17 Abril 2020 | Tempo de leitura: 12 minutos
Diário Oficial da União

Orientações sobre ensaios clínicos e o uso experimental de produto de terapia avançada para o tratamento de pacientes acometidos com Covid-19.

Diploma Legal: Nota Técnica nº 21
Data de emissão: 17/04/2020
Data de publicação: 17/04/2020
Fonte: Diário Oficial da União
Órgão Emissor: ANVISA - AGÊNCIA NACIONAL DE VIGILÂNCIA SANITÁRIA

Nota da Equipe Legnet

1. Relatório

A Anvisa está continuamente comprometida em proporcionar ambiente regulatório e orientações oportunas para apoiar a sociedade na continuidade de esforços em resposta a pandemia do novo coronavírus (SARS-CoV-2) que tem causado a Doença do Coronavírus 2019 (Covid-19). Até o momento não há medicamentos ou outras tecnologias terapêuticas com segurança e eficácia comprovadas para a Covid-191.

Considerando a crescente demanda por pesquisas e utilização de produtos de terapia avançada para o tratamento de pacientes acometidos com a Covid-19, bem como o atual estado de calamidade pública e de transmissão comunitária do vírus em todo território brasileiro, a Anvisa faz orientações sobre a condução de pesquisas clínicas e o uso em protocolos experimentais dos produtos de terapias avançadas para tratamento da Covid-19.

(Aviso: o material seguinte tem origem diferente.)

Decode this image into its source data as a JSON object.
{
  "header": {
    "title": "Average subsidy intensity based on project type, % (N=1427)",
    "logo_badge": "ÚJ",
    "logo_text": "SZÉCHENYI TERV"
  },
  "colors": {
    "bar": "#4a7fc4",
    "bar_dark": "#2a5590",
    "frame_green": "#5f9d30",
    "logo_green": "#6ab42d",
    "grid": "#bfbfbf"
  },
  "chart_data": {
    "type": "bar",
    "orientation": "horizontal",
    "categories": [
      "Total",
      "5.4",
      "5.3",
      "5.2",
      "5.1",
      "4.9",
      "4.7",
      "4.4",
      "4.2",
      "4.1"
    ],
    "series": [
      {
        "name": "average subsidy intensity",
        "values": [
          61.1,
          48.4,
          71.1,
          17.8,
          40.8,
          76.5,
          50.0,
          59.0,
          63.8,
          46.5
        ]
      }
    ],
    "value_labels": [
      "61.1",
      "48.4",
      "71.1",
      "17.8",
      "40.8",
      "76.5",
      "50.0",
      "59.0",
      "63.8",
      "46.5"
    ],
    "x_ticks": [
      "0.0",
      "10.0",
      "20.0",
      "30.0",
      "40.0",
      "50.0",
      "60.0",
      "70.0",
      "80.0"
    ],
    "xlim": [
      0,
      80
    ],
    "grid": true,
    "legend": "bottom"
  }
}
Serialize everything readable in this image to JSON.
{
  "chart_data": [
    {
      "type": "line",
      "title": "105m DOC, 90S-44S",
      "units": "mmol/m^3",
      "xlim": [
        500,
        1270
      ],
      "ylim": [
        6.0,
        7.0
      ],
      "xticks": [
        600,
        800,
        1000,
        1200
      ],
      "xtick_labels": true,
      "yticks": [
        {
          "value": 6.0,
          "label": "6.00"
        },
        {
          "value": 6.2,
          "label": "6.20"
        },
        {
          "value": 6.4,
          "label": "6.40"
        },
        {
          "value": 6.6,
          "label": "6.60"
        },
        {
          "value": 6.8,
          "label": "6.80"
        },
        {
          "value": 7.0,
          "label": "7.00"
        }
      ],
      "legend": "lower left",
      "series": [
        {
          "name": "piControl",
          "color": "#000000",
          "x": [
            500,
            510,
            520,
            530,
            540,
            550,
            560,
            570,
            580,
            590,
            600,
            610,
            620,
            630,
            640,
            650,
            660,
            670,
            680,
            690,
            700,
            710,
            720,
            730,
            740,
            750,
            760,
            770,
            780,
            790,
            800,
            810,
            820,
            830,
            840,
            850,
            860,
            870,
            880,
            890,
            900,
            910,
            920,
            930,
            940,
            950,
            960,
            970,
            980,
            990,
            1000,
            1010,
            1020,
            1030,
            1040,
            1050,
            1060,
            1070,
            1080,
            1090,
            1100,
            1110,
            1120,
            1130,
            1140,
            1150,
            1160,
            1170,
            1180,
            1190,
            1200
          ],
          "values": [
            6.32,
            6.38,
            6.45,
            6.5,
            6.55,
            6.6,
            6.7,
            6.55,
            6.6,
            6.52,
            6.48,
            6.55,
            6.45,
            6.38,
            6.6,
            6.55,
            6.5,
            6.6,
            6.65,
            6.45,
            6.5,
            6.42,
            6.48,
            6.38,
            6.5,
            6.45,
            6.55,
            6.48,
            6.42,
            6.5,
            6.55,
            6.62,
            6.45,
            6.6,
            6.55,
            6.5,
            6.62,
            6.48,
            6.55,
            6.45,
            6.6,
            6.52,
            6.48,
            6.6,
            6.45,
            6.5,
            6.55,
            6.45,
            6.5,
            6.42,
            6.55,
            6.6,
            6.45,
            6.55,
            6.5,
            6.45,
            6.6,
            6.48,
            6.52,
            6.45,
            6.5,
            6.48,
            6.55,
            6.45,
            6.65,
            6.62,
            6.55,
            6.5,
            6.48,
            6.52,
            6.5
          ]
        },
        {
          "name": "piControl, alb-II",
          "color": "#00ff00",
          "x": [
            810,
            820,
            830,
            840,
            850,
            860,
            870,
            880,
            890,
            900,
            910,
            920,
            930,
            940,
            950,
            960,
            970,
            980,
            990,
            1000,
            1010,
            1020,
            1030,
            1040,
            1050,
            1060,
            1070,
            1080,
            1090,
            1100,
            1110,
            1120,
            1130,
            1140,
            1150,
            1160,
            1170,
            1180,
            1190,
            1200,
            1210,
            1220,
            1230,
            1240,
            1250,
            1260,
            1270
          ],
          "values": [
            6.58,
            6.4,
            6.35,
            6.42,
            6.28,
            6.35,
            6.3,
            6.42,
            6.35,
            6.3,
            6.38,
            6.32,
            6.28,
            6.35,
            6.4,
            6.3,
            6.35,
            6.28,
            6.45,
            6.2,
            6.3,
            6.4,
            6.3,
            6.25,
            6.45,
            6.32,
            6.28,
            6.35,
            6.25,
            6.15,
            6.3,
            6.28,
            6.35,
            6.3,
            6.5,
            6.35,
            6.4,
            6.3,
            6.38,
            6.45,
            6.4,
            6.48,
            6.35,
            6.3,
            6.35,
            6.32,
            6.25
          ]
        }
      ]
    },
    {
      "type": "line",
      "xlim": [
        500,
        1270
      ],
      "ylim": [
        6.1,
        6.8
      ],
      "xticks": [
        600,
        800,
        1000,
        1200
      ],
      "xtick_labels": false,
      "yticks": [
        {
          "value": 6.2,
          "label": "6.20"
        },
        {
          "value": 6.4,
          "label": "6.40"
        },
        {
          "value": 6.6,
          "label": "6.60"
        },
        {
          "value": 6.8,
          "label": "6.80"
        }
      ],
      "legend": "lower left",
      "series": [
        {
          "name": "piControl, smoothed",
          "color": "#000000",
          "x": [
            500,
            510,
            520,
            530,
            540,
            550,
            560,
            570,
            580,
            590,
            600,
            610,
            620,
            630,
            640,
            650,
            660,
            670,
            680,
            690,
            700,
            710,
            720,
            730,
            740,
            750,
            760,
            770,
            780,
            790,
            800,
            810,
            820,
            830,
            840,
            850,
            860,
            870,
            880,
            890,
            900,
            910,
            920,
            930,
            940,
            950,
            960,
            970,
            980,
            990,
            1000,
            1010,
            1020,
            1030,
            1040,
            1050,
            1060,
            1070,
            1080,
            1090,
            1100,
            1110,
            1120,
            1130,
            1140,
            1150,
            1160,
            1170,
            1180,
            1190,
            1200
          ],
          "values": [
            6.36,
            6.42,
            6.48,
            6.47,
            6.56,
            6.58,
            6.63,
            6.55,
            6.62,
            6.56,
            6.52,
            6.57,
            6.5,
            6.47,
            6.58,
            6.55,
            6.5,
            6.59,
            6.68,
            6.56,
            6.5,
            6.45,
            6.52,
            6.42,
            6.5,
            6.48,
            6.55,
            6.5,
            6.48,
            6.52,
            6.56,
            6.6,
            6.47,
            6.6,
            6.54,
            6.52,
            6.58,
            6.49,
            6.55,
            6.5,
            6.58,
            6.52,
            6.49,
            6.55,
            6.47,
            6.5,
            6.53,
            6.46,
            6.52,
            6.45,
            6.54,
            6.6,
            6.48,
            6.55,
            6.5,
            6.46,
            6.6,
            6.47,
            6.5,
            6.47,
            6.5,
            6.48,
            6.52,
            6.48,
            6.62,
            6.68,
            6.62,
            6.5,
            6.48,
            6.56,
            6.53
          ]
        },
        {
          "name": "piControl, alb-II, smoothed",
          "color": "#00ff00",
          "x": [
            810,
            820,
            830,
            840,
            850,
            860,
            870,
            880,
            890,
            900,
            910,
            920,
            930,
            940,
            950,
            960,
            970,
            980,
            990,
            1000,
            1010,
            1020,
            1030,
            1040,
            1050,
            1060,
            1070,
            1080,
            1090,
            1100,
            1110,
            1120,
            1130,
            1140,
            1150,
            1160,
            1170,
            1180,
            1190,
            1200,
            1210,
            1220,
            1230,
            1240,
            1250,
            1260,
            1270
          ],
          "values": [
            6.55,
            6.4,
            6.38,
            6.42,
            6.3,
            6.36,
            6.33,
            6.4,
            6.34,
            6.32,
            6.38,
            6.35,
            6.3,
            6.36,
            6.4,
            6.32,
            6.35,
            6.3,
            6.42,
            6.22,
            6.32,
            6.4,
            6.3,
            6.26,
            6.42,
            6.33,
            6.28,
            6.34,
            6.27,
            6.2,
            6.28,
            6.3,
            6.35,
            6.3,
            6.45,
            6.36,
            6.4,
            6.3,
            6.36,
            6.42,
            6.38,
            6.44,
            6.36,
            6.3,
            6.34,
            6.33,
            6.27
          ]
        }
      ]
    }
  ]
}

Os produtos de terapias avançadas (PTA) são produtos terapêuticos, considerados medicamentos especiais2, desenvolvidos a base de células e genes humanos envolvendo processos de biotecnologia avançada. Os PTA podem ser categorizados em: produto de terapia celular avançada, produto de engenharia tecidual e produto de terapia gênica. Devido a inovação tecnológica e aos riscos envolvidos, estes produtos precisam ter sua segurança, eficácia e qualidade avaliados e aprovados pela Anvisa para poderem ser utilizados pela população. Da mesma forma, os ensaios clínicos envolvendo estes produtos devem ser previamente autorizados pela Agência. Este modelo regulatório é aplicado pela maioria dos países do mundo 3.

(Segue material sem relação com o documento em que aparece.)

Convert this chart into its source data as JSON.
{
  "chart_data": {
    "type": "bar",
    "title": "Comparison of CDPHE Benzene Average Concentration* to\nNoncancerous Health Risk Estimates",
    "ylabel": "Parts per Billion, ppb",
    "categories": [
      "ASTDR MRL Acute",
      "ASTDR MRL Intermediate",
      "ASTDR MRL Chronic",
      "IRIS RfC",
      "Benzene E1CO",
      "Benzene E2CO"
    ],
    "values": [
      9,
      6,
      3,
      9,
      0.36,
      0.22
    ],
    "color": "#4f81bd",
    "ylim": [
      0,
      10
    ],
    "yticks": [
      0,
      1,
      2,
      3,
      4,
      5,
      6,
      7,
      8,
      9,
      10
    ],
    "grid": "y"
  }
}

Em pesquisa realizada em bancos de dados sobre estudos clínicos realizados no mundo, foram encontrados cerca de 10 ensaios clínicos em desenvolvimento usando produtos de terapia celular para tratamento da Covid-19. Em geral, as abordagens incluem terapias celulares destinadas a promover a resposta imune e a gerenciar respostas inflamatórias em pacientes com a doença, bem como abordagens para reparar tecidos danificados a longo prazo.

2. Análise

O Food and Drugs Administration (FDA)4, descreve no seu o sítio eletrônico, que todos os tratamentos clínicos envolvem riscos, principalmente os com produtos de terapias celulares não aprovados, que além de não contribuírem para a melhora ou cura de determinada doença, podem também promover importantes danos, tais como crescimento tumoral, lesões teciduais, contaminação microbiana e outros riscos ao paciente podendo agravar a sua situação clinica ou mesmo leva-lo ao óbito5,6,7.

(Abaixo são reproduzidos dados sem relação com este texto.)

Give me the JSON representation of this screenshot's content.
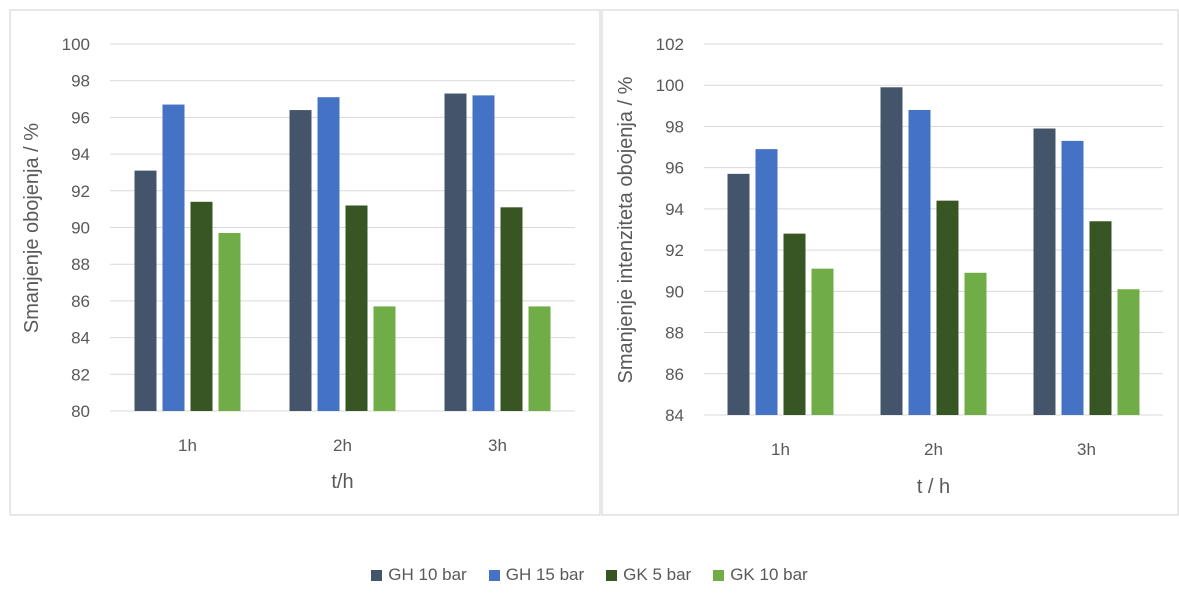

Segundo Marks et al (2017), as células de mamíferos compreendem milhares de proteínas diferentes, lipídios, carboidratos e outras moléculas, interagindo de maneira extraordinariamente complexa. Essa complexidade torna desafiador, se não impossível, prever o comportamento celular a priori quando essas células são introduzidas em um ambiente tecidual inovador sendo necessários dados de estudos controlados de segurança, bem como estudos clínicos robustos para comprovação de sua eficácia clinica 8, além de padronização e controle de processos críticos de produção, exigindo Boas Práticas de Fabricação.

A ocorrência de eventos adversos conhecidos e desconhecidos destaca a necessidade de conduzir estudos clínicos controlados para determinar se as terapias celulares são seguras e eficazes para os usos pretendidos. Sem esses estudos, não se pode determinar se os bene􀄰cios clínicos dessas terapias superam qualquer dano potencial, em estudos de bene􀄰cios e riscos.

Mais recentemente, a European Medicinal Agency-EMA9 elaborou uma Nota Técnica sobre a realização de estudos clínicos para o tratamento da Covid-19 recomendando aos patrocinadores a integrar todo o conhecimento disponível, desde os aspectos éticos, médicos e perspectivas metodológicas na tomada de decisões sobre a condução do um ensaio clínico. Além disso, a Agência faz algumas recomendações, das quais destacamos:

1) a luz da definição de prioridades devido à segurança e a disponibilidade de pacientes e funcionários, recomenda-se aos patrocinadores de ensaios clínicos planejarem previamente como os desvios ao protocolo clínico serão detectados, bem como avaliem o impacto dessas decisões no resultado dos estudos;

2) realizar uma adequada avaliação de risco do impacto das medidas relacionadas ao Covid-19 que afetam a condução de ensaios clínicos sobre a integridade e a interpretabilidade dos dados. Os patrocinadores devem realizar uma análise dos dados acumulados, a fim de avaliar as implicações no recrutamento, perda de pacientes durante o estudo, capacidade de registrar dados e de interpretar o efeito do tratamento face as medidas adotadas durante e pós-pandemia;

3) adotar medidas como, por exemplo, validação de desfechos, necessidade de ajuste de tamanho da amostra, análises adicionais a serem incluídas no Plano de Análise Estatística, propostas para lidar com quaisquer fontes potenciais de viés identificadas, como valores ausentes, eventos intercorrentes recentemente identificados, dentre outros.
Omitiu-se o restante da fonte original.